Metagenomic sequencing and data analysis

DNA extracted from unlabeled soil microcosms after 96 h incubation was sequenced on a MiSeq (Illumina) V3 platform (2×300 cycles), resulting in >2 million paired-end reads for each soil sample (n = 4). The raw reads were quality filtered using Trimmomatic v.0.33 [38] (SLIDINGWINDOW:4:15; MINLEN 36) and assembled into contigs using Spades v3.14.0 [39] with the following the parameters (-meta; -k 21,33,55,77,99,127). Short contigs ≤500 bp were removed. Metagenomic binning was performed using MetaBAT v0.32.4 [40] with -minContig option of 1500. The generated MAGs were further refined using RefineM v0.0.25 [7] based on genomic properties (i.e., tetranucleotide frequency and read coverage) and taxonomic classification. MAGs of interest were further refined by reads mapping, reassembly, and binning. Reads were mapped to the selected MAGs at a minimum alignment identity of 90% using BBMap v.38.51 (minid option). Reassembly and binning followed the same pipeline described above. The quality (completeness and contamination) of each MAG was assessed using CheckM v1.1.2 [41] with the lineage-specific workflow. Taxonomy assignments of MAGs were conducted using GTDB-Tk [42]. The genome tree of bacterial MAGs was inferred from the concatenation of 120 proteins using RAxML v8.2.11 [43] with 100 bootstrap replicates (-m PROTCAMMALG -f a -N 100). For MAGs, protein-coding genes were called using Prodigal [44] (-p single option) and the translated protein sequences were annotated with KEGG [45], Pfam [46], and EggNOG [47] databases. To search for aerobic biphenyl-oxidation pathways in genomes, reference protein sequences from the bph operon of various known biphenyl degraders, including Gram-positive and Gram-negative bacteria (Supplementary Table 4), were queried against MAGs using Blastp [48] (E-value, 1e-20; minimum sequence identity, 30%). The resulting blast hits were manually curated based on sequence length, domain composition, and conserved functional sites.

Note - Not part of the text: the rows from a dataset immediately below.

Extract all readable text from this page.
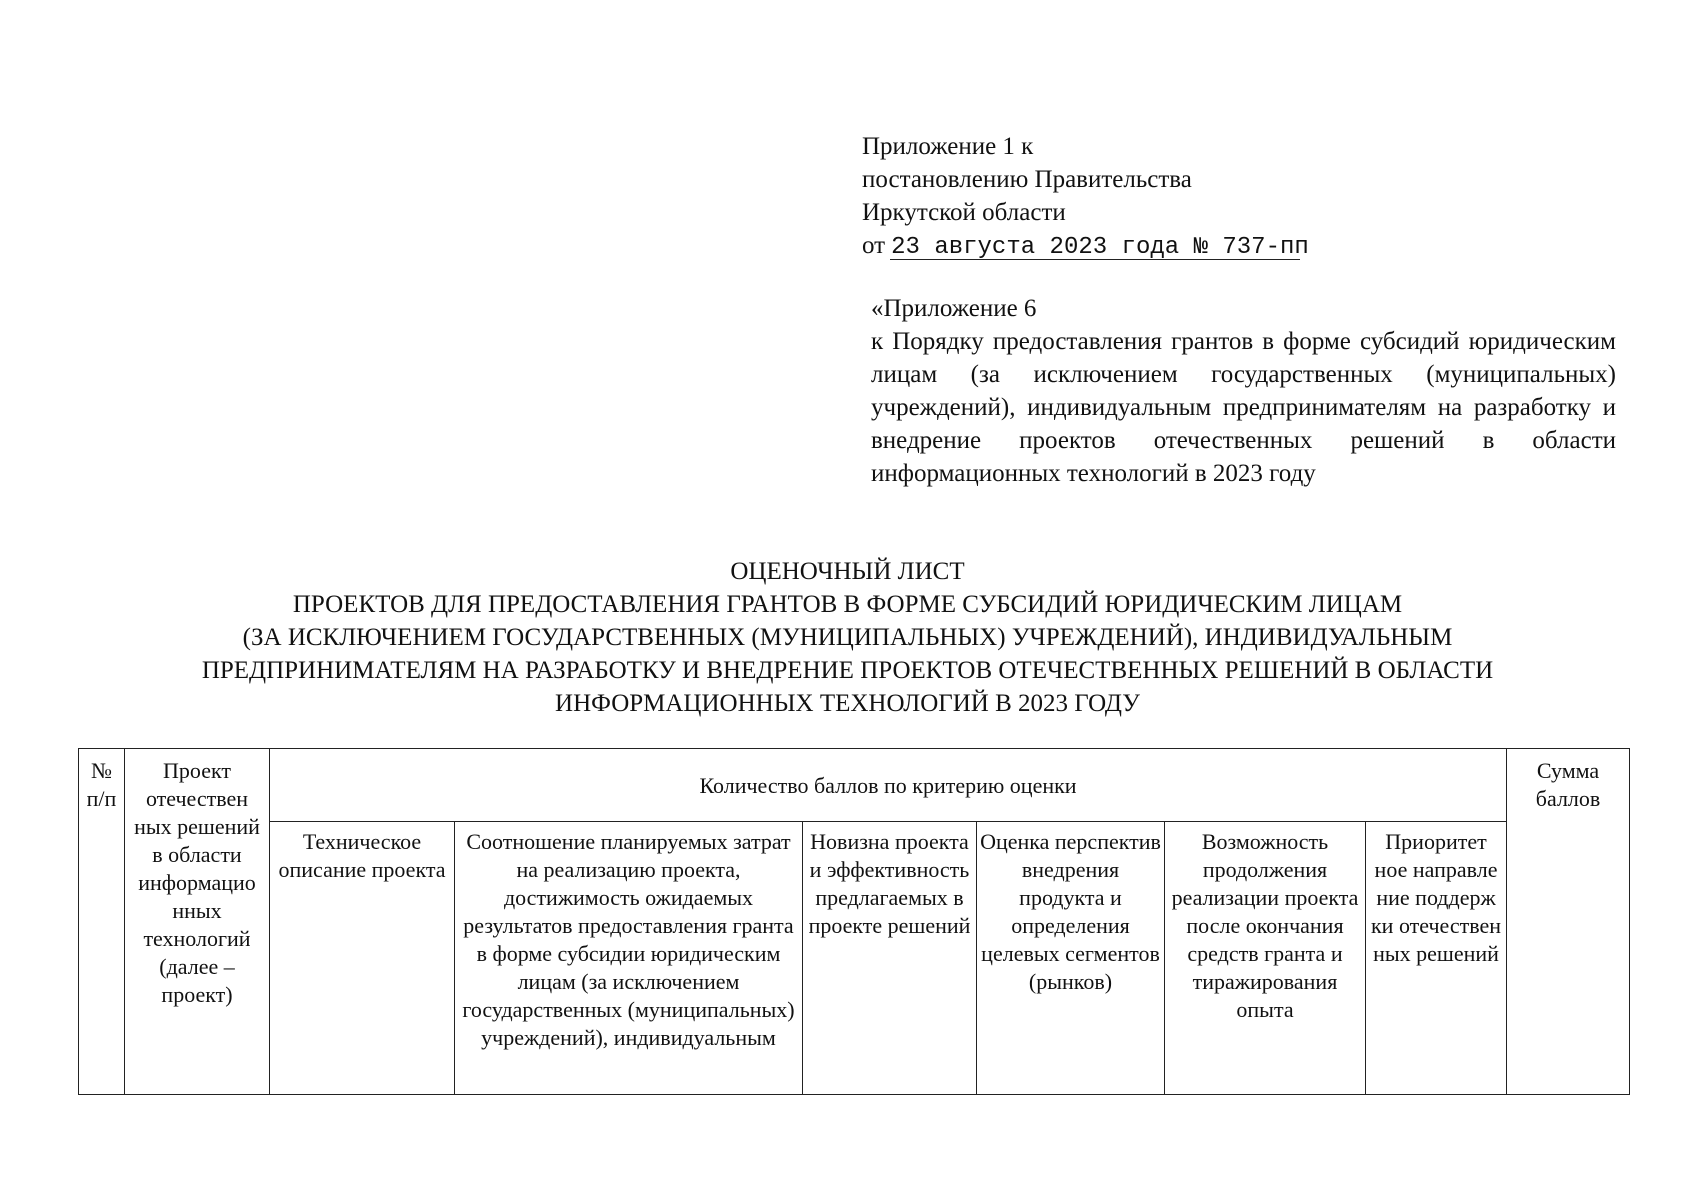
Приложение 1 к
постановлению Правительства
Иркутской области
от 23 августа 2023 года № 737-пп
«Приложение 6
к Порядку предоставления грантов в форме субсидий юридическим лицам (за исключением государственных (муниципальных) учреждений), индивидуальным предпринимателям на разработку и внедрение проектов отечественных решений в области информационных технологий в 2023 году
ОЦЕНОЧНЫЙ ЛИСТ
ПРОЕКТОВ ДЛЯ ПРЕДОСТАВЛЕНИЯ ГРАНТОВ В ФОРМЕ СУБСИДИЙ ЮРИДИЧЕСКИМ ЛИЦАМ
(ЗА ИСКЛЮЧЕНИЕМ ГОСУДАРСТВЕННЫХ (МУНИЦИПАЛЬНЫХ) УЧРЕЖДЕНИЙ), ИНДИВИДУАЛЬНЫМ
ПРЕДПРИНИМАТЕЛЯМ НА РАЗРАБОТКУ И ВНЕДРЕНИЕ ПРОЕКТОВ ОТЕЧЕСТВЕННЫХ РЕШЕНИЙ В ОБЛАСТИ
ИНФОРМАЦИОННЫХ ТЕХНОЛОГИЙ В 2023 ГОДУ
№ п/п	Проект отечествен ных решений в области информацио нных технологий (далее – проект)	Количество баллов по критерию оценки						Сумма баллов
		Техническое описание проекта	Соотношение планируемых затрат на реализацию проекта, достижимость ожидаемых результатов предоставления гранта в форме субсидии юридическим лицам (за исключением государственных (муниципальных) учреждений), индивидуальным	Новизна проекта и эффективность предлагаемых в проекте решений	Оценка перспектив внедрения продукта и определения целевых сегментов (рынков)	Возможность продолжения реализации проекта после окончания средств гранта и тиражирования опыта	Приоритет ное направле ние поддерж ки отечествен ных решений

To reconstruct the phylogenetic tree of BphA, protein sequences were aligned using Muscle v3.8.1551 [49], followed by trimming of ambiguous sites in the alignment using trimAl v1.4 [50] with -automated1 option. Maximum likelihood trees were calculated using RAxML with the PROTGAMMALG evolutionary model.

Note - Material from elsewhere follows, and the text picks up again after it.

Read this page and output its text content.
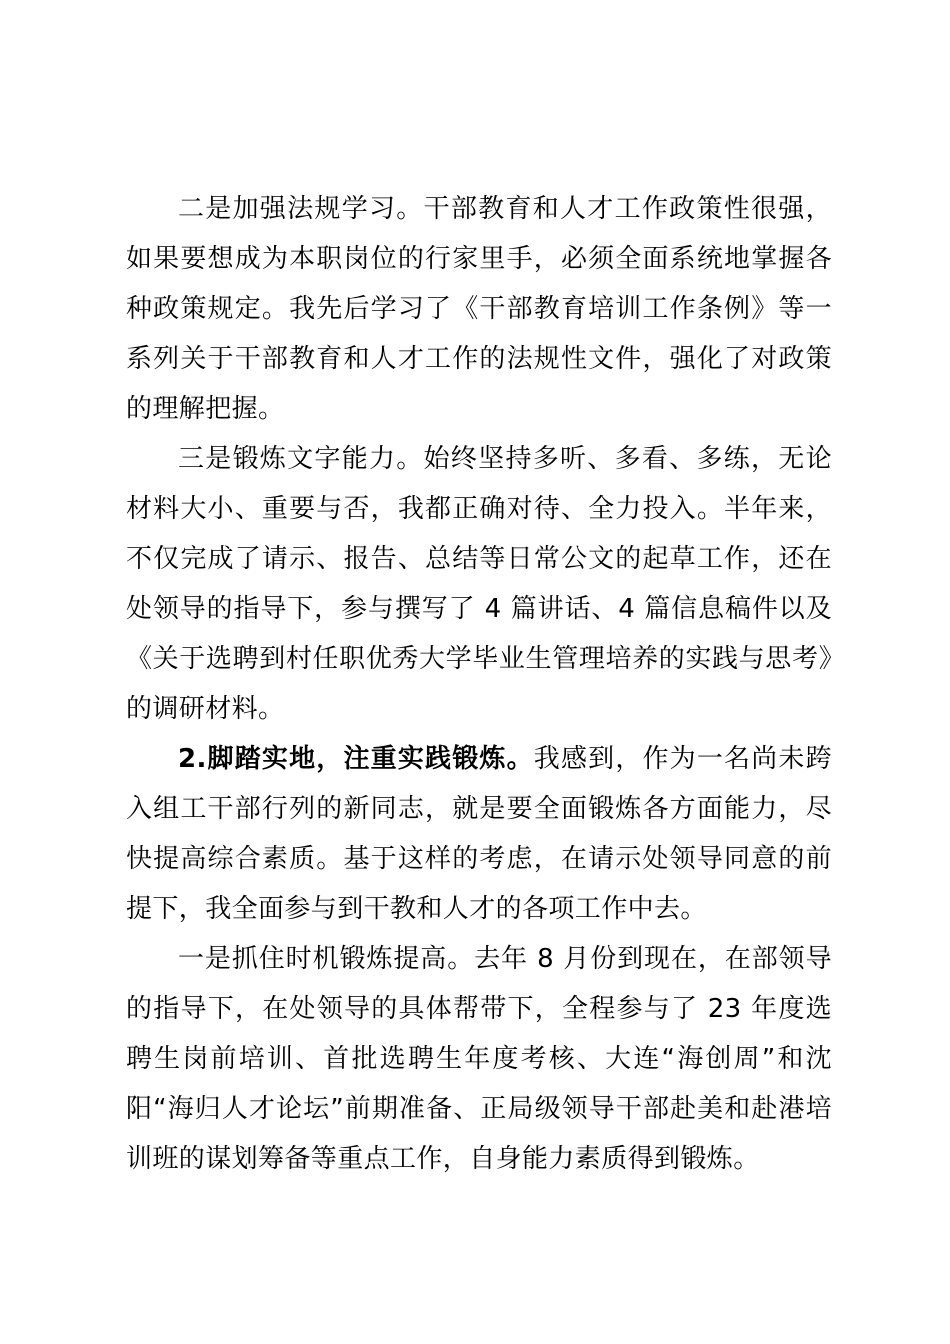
二是加强法规学习。干部教育和人才工作政策性很强，如果要想成为本职岗位的行家里手，必须全面系统地掌握各种政策规定。我先后学习了《干部教育培训工作条例》等一系列关于干部教育和人才工作的法规性文件，强化了对政策的理解把握。

三是锻炼文字能力。始终坚持多听、多看、多练，无论材料大小、重要与否，我都正确对待、全力投入。半年来，不仅完成了请示、报告、总结等日常公文的起草工作，还在处领导的指导下，参与撰写了 4 篇讲话、4 篇信息稿件以及《关于选聘到村任职优秀大学毕业生管理培养的实践与思考》的调研材料。

2.脚踏实地，注重实践锻炼。我感到，作为一名尚未跨入组工干部行列的新同志，就是要全面锻炼各方面能力，尽快提高综合素质。基于这样的考虑，在请示处领导同意的前提下，我全面参与到干教和人才的各项工作中去。

一是抓住时机锻炼提高。去年 8 月份到现在，在部领导的指导下，在处领导的具体帮带下，全程参与了 23 年度选聘生岗前培训、首批选聘生年度考核、大连“海创周”和沈阳“海归人才论坛”前期准备、正局级领导干部赴美和赴港培训班的谋划筹备等重点工作，自身能力素质得到锻炼。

Metaproteomics and protein stable isotope probing

In the protein-SIP experiment, soils incubated with unlabeled and labeled biphenyl (20 atom% 13C) were processed in parallel. Extraction and quantification of proteins from soil microcosms (3 ml) were carried out using NoviPure Soil Protein Kit (QIAGEN) and BCA Protein Assay Kit (QIAGEN), respectively. The extracted proteins were separated by sodium dodecyl sulfate-polyacrylamide gel electrophoresis (SDS-PAGE). For each sample, the corresponding SDS-PAGE gel lane was cut into two pieces. Protein in the gel pieces was reduced with dithionite, carbamidomethylated with iodoacetamide, and digested with trypsin as described by Budhraja et al (2021). Peptides were purified using ZipTip C18-columns (Millipore) and analyzed by an Orbitrap Fusion Tribrid mass spectrometer (Thermo Scientific) equipped with a nanoLC system (Dionex Ultimate 3000RSLC; Thermo Scientific) [8, 51].

The obtained MS/MS spectra were searched against the specific metagenome database (bulk assembly) by XTandem [52] in the OpenMS pipeline [53]. Precursor and fragment ion mass tolerance were set to 5 ppm and 0.02 Da, respectively. Two tryptic miss cleavages were allowed; carbamidomethylation of cysteines was treated as fixed modification and oxidation of methionine as a dynamic modification. Proteins were considered to be identified when at least two unique peptides were recovered with medium confidence (False discovery rate, FDR < 0.05).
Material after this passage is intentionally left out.